На Власьевской улице, в большом двухэтажном доме жила семья Пуховых. Сам Пухов, пожилой чиновник, и брат его — помощник капитана на Самолетском пароходе, служивший когда-то юнкером. Оба рода дворянского, но простые, гостеприимные, особенно младший, Федор Федорович, холостяк, любивший и выпить и погулять. Дом, благодаря тому, что старший Пухов был женат на дочери петербургского сенатора, был поставлен по-барски, и попасть на вечер к Пуховым — а они давались раза два в год для не выданных замуж дочек — было нелегко.

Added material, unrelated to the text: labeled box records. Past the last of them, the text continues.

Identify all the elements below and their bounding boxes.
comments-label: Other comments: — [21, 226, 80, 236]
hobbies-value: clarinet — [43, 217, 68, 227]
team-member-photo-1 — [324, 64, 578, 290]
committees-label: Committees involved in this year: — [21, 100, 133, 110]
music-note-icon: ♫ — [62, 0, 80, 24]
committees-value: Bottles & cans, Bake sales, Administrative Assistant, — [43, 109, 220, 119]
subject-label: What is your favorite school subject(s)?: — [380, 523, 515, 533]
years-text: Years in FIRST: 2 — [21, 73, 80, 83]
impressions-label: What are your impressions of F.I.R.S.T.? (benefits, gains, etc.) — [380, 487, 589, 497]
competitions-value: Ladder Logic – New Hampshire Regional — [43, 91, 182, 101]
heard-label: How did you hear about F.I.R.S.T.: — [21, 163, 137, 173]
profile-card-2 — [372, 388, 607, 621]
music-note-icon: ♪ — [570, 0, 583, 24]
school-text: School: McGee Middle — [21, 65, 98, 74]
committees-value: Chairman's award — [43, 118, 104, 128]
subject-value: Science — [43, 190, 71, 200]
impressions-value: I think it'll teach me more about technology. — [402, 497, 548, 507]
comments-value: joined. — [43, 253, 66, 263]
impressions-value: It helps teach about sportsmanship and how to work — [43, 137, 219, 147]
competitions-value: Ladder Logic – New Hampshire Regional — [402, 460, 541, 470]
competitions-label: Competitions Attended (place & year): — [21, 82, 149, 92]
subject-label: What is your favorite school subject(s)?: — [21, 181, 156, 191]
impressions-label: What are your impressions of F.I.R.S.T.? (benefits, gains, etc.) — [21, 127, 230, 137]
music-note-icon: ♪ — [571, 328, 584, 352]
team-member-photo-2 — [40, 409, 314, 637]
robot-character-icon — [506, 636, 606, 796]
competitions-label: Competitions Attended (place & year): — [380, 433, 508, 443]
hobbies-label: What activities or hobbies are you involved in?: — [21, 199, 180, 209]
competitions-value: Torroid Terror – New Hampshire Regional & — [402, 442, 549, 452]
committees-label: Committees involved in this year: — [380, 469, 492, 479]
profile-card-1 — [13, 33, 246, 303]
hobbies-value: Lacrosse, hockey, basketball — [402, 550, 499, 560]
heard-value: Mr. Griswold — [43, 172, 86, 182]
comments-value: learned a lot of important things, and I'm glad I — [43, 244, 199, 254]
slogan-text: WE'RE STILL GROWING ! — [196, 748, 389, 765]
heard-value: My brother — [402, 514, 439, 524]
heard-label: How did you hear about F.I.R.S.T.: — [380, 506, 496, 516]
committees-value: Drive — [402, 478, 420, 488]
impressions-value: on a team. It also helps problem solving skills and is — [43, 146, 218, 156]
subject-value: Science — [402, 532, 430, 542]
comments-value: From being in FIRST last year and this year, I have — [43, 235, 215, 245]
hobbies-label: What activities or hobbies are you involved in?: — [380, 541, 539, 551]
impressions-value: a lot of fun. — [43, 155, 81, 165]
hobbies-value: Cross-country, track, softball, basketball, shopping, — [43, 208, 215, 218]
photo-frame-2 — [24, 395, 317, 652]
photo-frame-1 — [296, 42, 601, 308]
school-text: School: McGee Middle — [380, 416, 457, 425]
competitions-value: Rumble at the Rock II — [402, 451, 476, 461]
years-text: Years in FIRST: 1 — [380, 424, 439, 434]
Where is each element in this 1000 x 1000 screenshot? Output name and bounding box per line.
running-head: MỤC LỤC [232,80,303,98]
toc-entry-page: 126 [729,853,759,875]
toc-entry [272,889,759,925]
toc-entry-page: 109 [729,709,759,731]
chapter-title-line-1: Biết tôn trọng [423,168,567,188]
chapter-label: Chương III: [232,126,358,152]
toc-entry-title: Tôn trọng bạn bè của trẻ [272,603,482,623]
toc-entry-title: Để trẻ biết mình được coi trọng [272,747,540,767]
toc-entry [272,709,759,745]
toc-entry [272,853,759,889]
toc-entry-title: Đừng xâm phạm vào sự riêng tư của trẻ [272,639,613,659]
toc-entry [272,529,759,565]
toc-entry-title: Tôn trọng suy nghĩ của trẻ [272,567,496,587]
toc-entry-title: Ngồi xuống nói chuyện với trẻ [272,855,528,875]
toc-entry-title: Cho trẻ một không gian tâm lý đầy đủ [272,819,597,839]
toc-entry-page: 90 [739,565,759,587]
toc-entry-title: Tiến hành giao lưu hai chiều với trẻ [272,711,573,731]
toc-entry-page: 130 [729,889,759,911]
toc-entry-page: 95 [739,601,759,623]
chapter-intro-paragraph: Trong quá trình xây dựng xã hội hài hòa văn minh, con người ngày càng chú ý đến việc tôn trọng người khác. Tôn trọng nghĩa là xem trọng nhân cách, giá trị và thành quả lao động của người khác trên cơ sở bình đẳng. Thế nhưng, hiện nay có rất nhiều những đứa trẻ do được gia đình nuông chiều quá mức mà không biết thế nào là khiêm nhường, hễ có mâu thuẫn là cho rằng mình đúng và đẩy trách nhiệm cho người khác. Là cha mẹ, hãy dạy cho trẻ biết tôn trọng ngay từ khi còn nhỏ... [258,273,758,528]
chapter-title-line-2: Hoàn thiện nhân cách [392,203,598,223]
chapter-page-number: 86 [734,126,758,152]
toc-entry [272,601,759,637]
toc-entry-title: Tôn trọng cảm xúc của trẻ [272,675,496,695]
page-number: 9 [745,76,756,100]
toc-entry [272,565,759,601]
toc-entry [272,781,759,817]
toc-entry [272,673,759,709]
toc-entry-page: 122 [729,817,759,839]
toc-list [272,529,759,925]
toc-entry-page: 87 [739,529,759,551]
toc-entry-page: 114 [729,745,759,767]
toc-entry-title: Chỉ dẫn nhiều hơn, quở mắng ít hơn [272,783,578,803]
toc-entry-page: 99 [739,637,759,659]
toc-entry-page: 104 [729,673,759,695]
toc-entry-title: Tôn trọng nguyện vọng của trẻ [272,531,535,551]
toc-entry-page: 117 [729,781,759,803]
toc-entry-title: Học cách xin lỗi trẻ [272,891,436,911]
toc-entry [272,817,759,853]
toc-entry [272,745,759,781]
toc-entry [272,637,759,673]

Федя Пухов принимал нас: меня, Калинина и Розанова, бывшего семинариста, очень красивого и ловкого. Мы обыкновенно сидели внизу у него в кабинете, а Розанов играл на гитаре и подпевал басом. Были у него мы три раза, а на четвертый не пришлось. В последний раз мы пришли в восемь часов вечера, когда уже начали в дом съезжаться гости на танцевальный вечер для барышень. Все-таки Федя нас не отпустил:

— Пусть они там пируют, а мы здесь посидим.

Сидим, пьем, играем на гитаре. Вдруг спускается сам Пухов.

— Господа, да что же вы танцевать не идете? Пойдемте!

— Мы не танцуем.

— Да и притом видите, какие у нас сапоги? Мы не пойдем.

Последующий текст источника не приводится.